Volcanoes! is an interdisciplinary set of materials for grades 4-8. Through the story of the 1980
eruption of Mount St. Helens, students will answer fundamental questions about volcanoes. The
teaching packet reflects the goals of the National Science Education Standards developed by the
National Research Council and incorporates a number of related subjects, including other
sciences, social studies, language arts, and mathematics.
To access this lesson guide, go to
http://erg.usgs.gov/isb/pubs/teachers-packets/volcanoes/
2. Image Gallery of Landforms
The National Aeronautics and Space Administration (NASA) have provided a comprehensive
guide to landforms in this visual guide. This is a valuable resource to display to students who are
unfamiliar with most landforms in Nevada and outside the area. A link is provided for student
activities to further enhance the lesson.
To visit this website, go to
http://daac.gsfc.nasa.gov/geomorphology/GEO_COMPLETE_TOC.shtml
3. Mojave Desert Landforms
An excellent resource for teachers who want to learn more about the Mojave Desert, this
geological guide provides in-depth research and spectacular pictures. Each chapter of this guide
provides an approachable understanding of the climate and geological processes that shape the
Mojave Desert.
To access this website guide, go to
http://pubs.usgs.gov/of/2004/1007/
4. Hydrology and Landforms
This exciting lesson from the Northeast Ohio Geoscience Teachers and Kent State University
brings hands on activities to the classroom in a clear and informative lesson for grades 3 -12.

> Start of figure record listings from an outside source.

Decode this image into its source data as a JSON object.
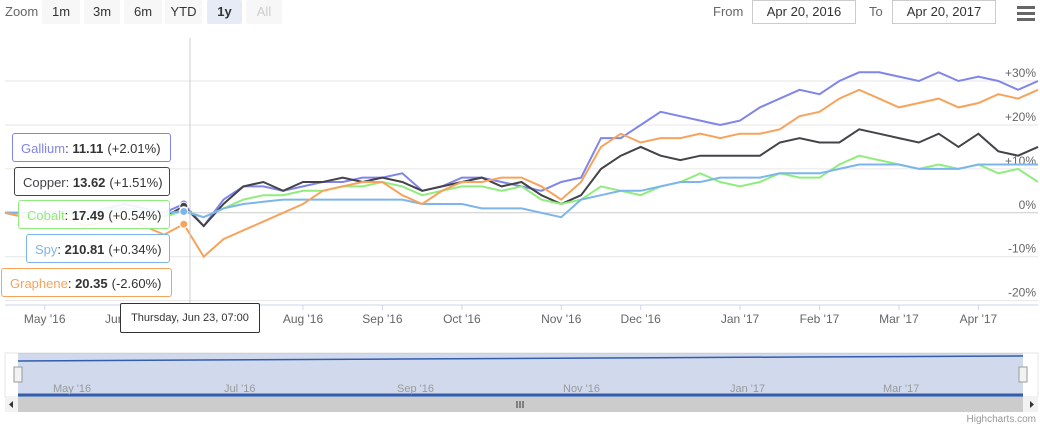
{
  "chart_data": {
    "type": "line",
    "range_selector": {
      "zoom_label": "Zoom",
      "buttons": [
        "1m",
        "3m",
        "6m",
        "YTD",
        "1y",
        "All"
      ],
      "selected": 4,
      "disabled": [
        5
      ],
      "from_label": "From",
      "from": "Apr 20, 2016",
      "to_label": "To",
      "to": "Apr 20, 2017"
    },
    "categories": [
      null,
      null,
      "May '16",
      null,
      null,
      null,
      "Jun '16",
      null,
      null,
      null,
      null,
      null,
      null,
      null,
      null,
      "Aug '16",
      null,
      null,
      null,
      "Sep '16",
      null,
      null,
      null,
      "Oct '16",
      null,
      null,
      null,
      null,
      "Nov '16",
      null,
      null,
      null,
      "Dec '16",
      null,
      null,
      null,
      null,
      "Jan '17",
      null,
      null,
      null,
      "Feb '17",
      null,
      null,
      null,
      "Mar '17",
      null,
      null,
      null,
      "Apr '17",
      null,
      null,
      null
    ],
    "series": [
      {
        "name": "Gallium",
        "color": "#8085e9",
        "values": [
          0,
          -1,
          -1,
          0,
          -1,
          1,
          2,
          1,
          0,
          2,
          -3,
          3,
          6,
          6,
          5,
          6,
          7,
          7,
          8,
          8,
          9,
          5,
          6,
          8,
          8,
          7,
          6,
          5,
          7,
          8,
          17,
          17,
          20,
          23,
          22,
          21,
          20,
          21,
          24,
          26,
          28,
          27,
          30,
          32,
          32,
          31,
          30,
          32,
          30,
          31,
          30,
          28,
          30
        ]
      },
      {
        "name": "Copper",
        "color": "#434348",
        "values": [
          0,
          0,
          -1,
          0,
          -1,
          0,
          1,
          0,
          -1,
          1.5,
          -3,
          2,
          6,
          7,
          5,
          7,
          7,
          8,
          7,
          8,
          7,
          5,
          6,
          7,
          8,
          6,
          7,
          4,
          2,
          4,
          10,
          13,
          15,
          13,
          12,
          13,
          13,
          13,
          13,
          16,
          17,
          16,
          16,
          19,
          18,
          17,
          16,
          18,
          15,
          18,
          14,
          13,
          15
        ]
      },
      {
        "name": "Cobalt",
        "color": "#90ed7d",
        "values": [
          0,
          0,
          -1,
          0,
          -1,
          0,
          1,
          0,
          -1,
          0.5,
          -1,
          1,
          3,
          4,
          4,
          5,
          5,
          6,
          6,
          7,
          6,
          4,
          5,
          6,
          6,
          5,
          6,
          3,
          2,
          3,
          6,
          5,
          4,
          6,
          7,
          9,
          7,
          6,
          7,
          9,
          8,
          8,
          11,
          13,
          12,
          11,
          10,
          11,
          10,
          11,
          9,
          10,
          7
        ]
      },
      {
        "name": "Spy",
        "color": "#7cb5ec",
        "values": [
          0,
          0,
          0,
          0.5,
          0,
          1,
          1,
          0.5,
          0,
          0.3,
          -1,
          1,
          2,
          2.5,
          3,
          3,
          3,
          3,
          3,
          3,
          3,
          2,
          2,
          2,
          1,
          1,
          1,
          0,
          -1,
          3,
          4,
          5,
          5,
          6,
          7,
          7,
          8,
          8,
          8,
          9,
          9,
          9,
          10,
          11,
          11,
          11,
          10,
          10,
          10,
          11,
          11,
          11,
          11
        ]
      },
      {
        "name": "Graphene",
        "color": "#f7a35c",
        "values": [
          0,
          -1,
          -2,
          -1,
          -3,
          -2,
          -1,
          -3,
          -5,
          -2.6,
          -10,
          -6,
          -4,
          -2,
          0,
          2,
          5,
          6,
          7,
          7,
          4,
          2,
          5,
          7,
          7,
          8,
          8,
          6,
          3,
          7,
          15,
          18,
          16,
          17,
          17,
          18,
          17,
          18,
          18,
          19,
          22,
          23,
          26,
          28,
          26,
          24,
          25,
          26,
          24,
          25,
          27,
          26,
          28
        ]
      }
    ],
    "ylim": [
      -21,
      39.8
    ],
    "yticks": [
      {
        "value": -20,
        "label": "-20%"
      },
      {
        "value": -10,
        "label": "-10%"
      },
      {
        "value": 0,
        "label": "0%"
      },
      {
        "value": 10,
        "label": "+10%"
      },
      {
        "value": 20,
        "label": "+20%"
      },
      {
        "value": 30,
        "label": "+30%"
      }
    ],
    "grid": true,
    "tooltip": {
      "index": 9,
      "date": "Thursday, Jun 23, 07:00",
      "rows": [
        {
          "value": "11.11",
          "change": "(+2.01%)"
        },
        {
          "value": "13.62",
          "change": "(+1.51%)"
        },
        {
          "value": "17.49",
          "change": "(+0.54%)"
        },
        {
          "value": "210.81",
          "change": "(+0.34%)"
        },
        {
          "value": "20.35",
          "change": "(-2.60%)"
        }
      ]
    },
    "navigator": {
      "labels": [
        "May '16",
        "Jul '16",
        "Sep '16",
        "Nov '16",
        "Jan '17",
        "Mar '17"
      ]
    },
    "credits": "Highcharts.com"
  }
}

Students have the opportunity to examine satellite photos, model wind and water erosion and
recognize local landforms. Facilitators can use this lesson plan over a few days or during a block
period to maximize learning.
To access this lesson plan, go to
http://neogeo.kent.edu/activities/NEOGEO-hydrology%20and%20landforms.pdf
5. Landforms and Topographic Map Assessment
An easy and effective module, it provides students the opportunity to view landforms on
topographic maps. Each slide provides a separate map and feature. At the completion of the
module, students need to match the appropriate map to the landform feature. This module is an
excellent method to review difficult topographic and landform relationships.